Leo Pharma A/S has announced it submitted a Marketing Authorisation Application to 30 European Health Authorities for Enstilar (calcipotriol/betamethasone dipropionate 50 micrograms/g / 0,5 mg/g) cutaneous foam for the treatment of psoriasis vulgaris, a chronic, inflammatory skin disease that can significantly impact quality of life for patients. Enstilar has the potential to be the first fixed combination cutaneous foam approved for the treatment of psoriasis vulgaris. The new cutaneous foam formulation is a fixed combination of calcipotriol and betamethasone (as dipropionate) developed with the aim of improving treatment for patients with psoriasis vulgaris – the most common form of psoriasis.
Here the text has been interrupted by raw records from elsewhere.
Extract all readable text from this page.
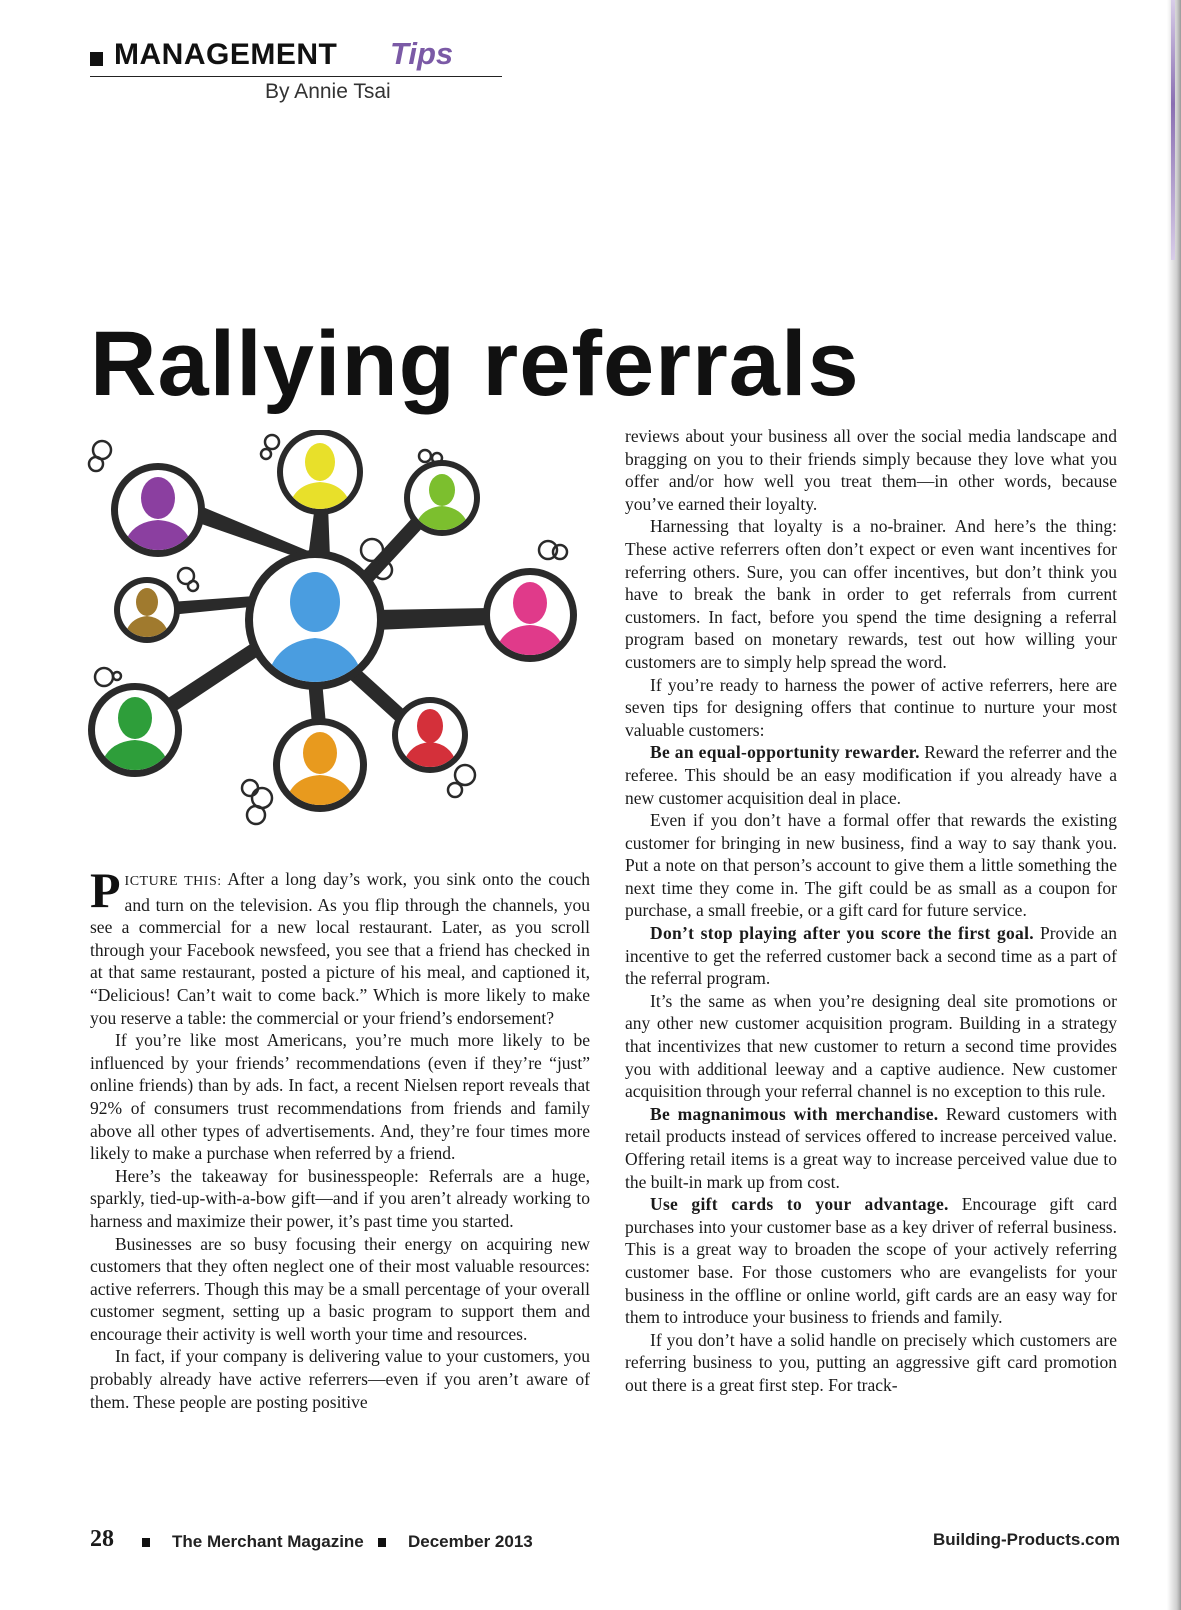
MANAGEMENT Tips
By Annie Tsai
Rallying referrals

PICTURE THIS: After a long day’s work, you sink onto the couch and turn on the television. As you flip through the channels, you see a commercial for a new local restaurant. Later, as you scroll through your Facebook newsfeed, you see that a friend has checked in at that same restaurant, posted a picture of his meal, and captioned it, “Delicious! Can’t wait to come back.” Which is more likely to make you reserve a table: the commercial or your friend’s endorsement?

If you’re like most Americans, you’re much more likely to be influenced by your friends’ recommendations (even if they’re “just” online friends) than by ads. In fact, a recent Nielsen report reveals that 92% of consumers trust recommendations from friends and family above all other types of advertisements. And, they’re four times more likely to make a purchase when referred by a friend.

Here’s the takeaway for businesspeople: Referrals are a huge, sparkly, tied-up-with-a-bow gift—and if you aren’t already working to harness and maximize their power, it’s past time you started.

Businesses are so busy focusing their energy on acquiring new customers that they often neglect one of their most valuable resources: active referrers. Though this may be a small percentage of your overall customer segment, setting up a basic program to support them and encourage their activity is well worth your time and resources.

In fact, if your company is delivering value to your customers, you probably already have active referrers—even if you aren’t aware of them. These people are posting positive

reviews about your business all over the social media landscape and bragging on you to their friends simply because they love what you offer and/or how well you treat them—in other words, because you’ve earned their loyalty.

Harnessing that loyalty is a no-brainer. And here’s the thing: These active referrers often don’t expect or even want incentives for referring others. Sure, you can offer incentives, but don’t think you have to break the bank in order to get referrals from current customers. In fact, before you spend the time designing a referral program based on monetary rewards, test out how willing your customers are to simply help spread the word.

If you’re ready to harness the power of active referrers, here are seven tips for designing offers that continue to nurture your most valuable customers:

Be an equal-opportunity rewarder. Reward the referrer and the referee. This should be an easy modification if you already have a new customer acquisition deal in place.

Even if you don’t have a formal offer that rewards the existing customer for bringing in new business, find a way to say thank you. Put a note on that person’s account to give them a little something the next time they come in. The gift could be as small as a coupon for purchase, a small freebie, or a gift card for future service.

Don’t stop playing after you score the first goal. Provide an incentive to get the referred customer back a second time as a part of the referral program.

It’s the same as when you’re designing deal site promotions or any other new customer acquisition program. Building in a strategy that incentivizes that new customer to return a second time provides you with additional leeway and a captive audience. New customer acquisition through your referral channel is no exception to this rule.

Be magnanimous with merchandise. Reward customers with retail products instead of services offered to increase perceived value. Offering retail items is a great way to increase perceived value due to the built-in mark up from cost.

Use gift cards to your advantage. Encourage gift card purchases into your customer base as a key driver of referral business. This is a great way to broaden the scope of your actively referring customer base. For those customers who are evangelists for your business in the offline or online world, gift cards are an easy way for them to introduce your business to friends and family.

If you don’t have a solid handle on precisely which customers are referring business to you, putting an aggressive gift card promotion out there is a great first step. For track-

28	The Merchant Magazine	December 2013	Building-Products.com
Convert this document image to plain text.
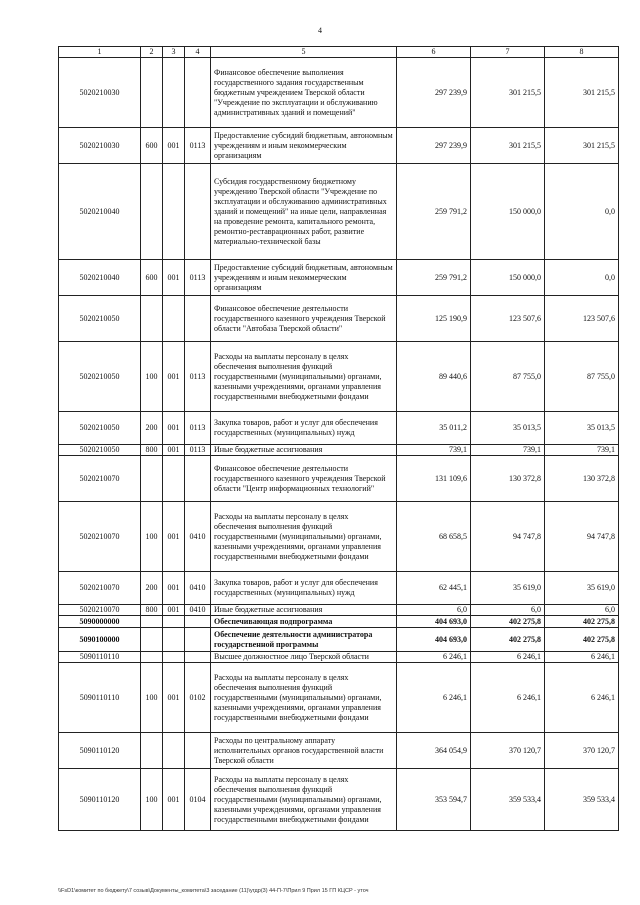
4
1	2	3	4	5	6	7	8
5020210030				Финансовое обеспечение выполнения государственного задания государственным бюджетным учреждением Тверской области "Учреждение по эксплуатации и обслуживанию административных зданий и помещений"	297 239,9	301 215,5	301 215,5
5020210030	600	001	0113	Предоставление субсидий бюджетным, автономным учреждениям и иным некоммерческим организациям	297 239,9	301 215,5	301 215,5
5020210040				Субсидия государственному бюджетному учреждению Тверской области "Учреждение по эксплуатации и обслуживанию административных зданий и помещений" на иные цели, направленная на проведение ремонта, капитального ремонта, ремонтно-реставрационных работ, развитие материально-технической базы	259 791,2	150 000,0	0,0
5020210040	600	001	0113	Предоставление субсидий бюджетным, автономным учреждениям и иным некоммерческим организациям	259 791,2	150 000,0	0,0
5020210050				Финансовое обеспечение деятельности государственного казенного учреждения Тверской области "Автобаза Тверской области"	125 190,9	123 507,6	123 507,6
5020210050	100	001	0113	Расходы на выплаты персоналу в целях обеспечения выполнения функций государственными (муниципальными) органами, казенными учреждениями, органами управления государственными внебюджетными фондами	89 440,6	87 755,0	87 755,0
5020210050	200	001	0113	Закупка товаров, работ и услуг для обеспечения государственных (муниципальных) нужд	35 011,2	35 013,5	35 013,5
5020210050	800	001	0113	Иные бюджетные ассигнования	739,1	739,1	739,1
5020210070				Финансовое обеспечение деятельности государственного казенного учреждения Тверской области "Центр информационных технологий"	131 109,6	130 372,8	130 372,8
5020210070	100	001	0410	Расходы на выплаты персоналу в целях обеспечения выполнения функций государственными (муниципальными) органами, казенными учреждениями, органами управления государственными внебюджетными фондами	68 658,5	94 747,8	94 747,8
5020210070	200	001	0410	Закупка товаров, работ и услуг для обеспечения государственных (муниципальных) нужд	62 445,1	35 619,0	35 619,0
5020210070	800	001	0410	Иные бюджетные ассигнования	6,0	6,0	6,0
5090000000				Обеспечивающая подпрограмма	404 693,0	402 275,8	402 275,8
5090100000				Обеспечение деятельности администратора государственной программы	404 693,0	402 275,8	402 275,8
5090110110				Высшее должностное лицо Тверской области	6 246,1	6 246,1	6 246,1
5090110110	100	001	0102	Расходы на выплаты персоналу в целях обеспечения выполнения функций государственными (муниципальными) органами, казенными учреждениями, органами управления государственными внебюджетными фондами	6 246,1	6 246,1	6 246,1
5090110120				Расходы по центральному аппарату исполнительных органов государственной власти Тверской области	364 054,9	370 120,7	370 120,7
5090110120	100	001	0104	Расходы на выплаты персоналу в целях обеспечения выполнения функций государственными (муниципальными) органами, казенными учреждениями, органами управления государственными внебюджетными фондами	353 594,7	359 533,4	359 533,4
\\FsD1\комитет по бюджету\7 созыв\Документы_комитета\3 заседание (11)\угдр(3) 44-П-7\Прил 9 Прил 15 ГП КЦСР - уточ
The European submission is based on the phase IIIa trial, the PSO-FAST trial, which evaluated the efficacy, safety, itch relief and improvement of itch-related sleep loss across a four week period with Enstilar as well as the phase 2 maximum use systemic exposure safety study of Enstilar.

> In December 2014, a New Drug Application (NDA) was submitted to the FDA for Enstilar.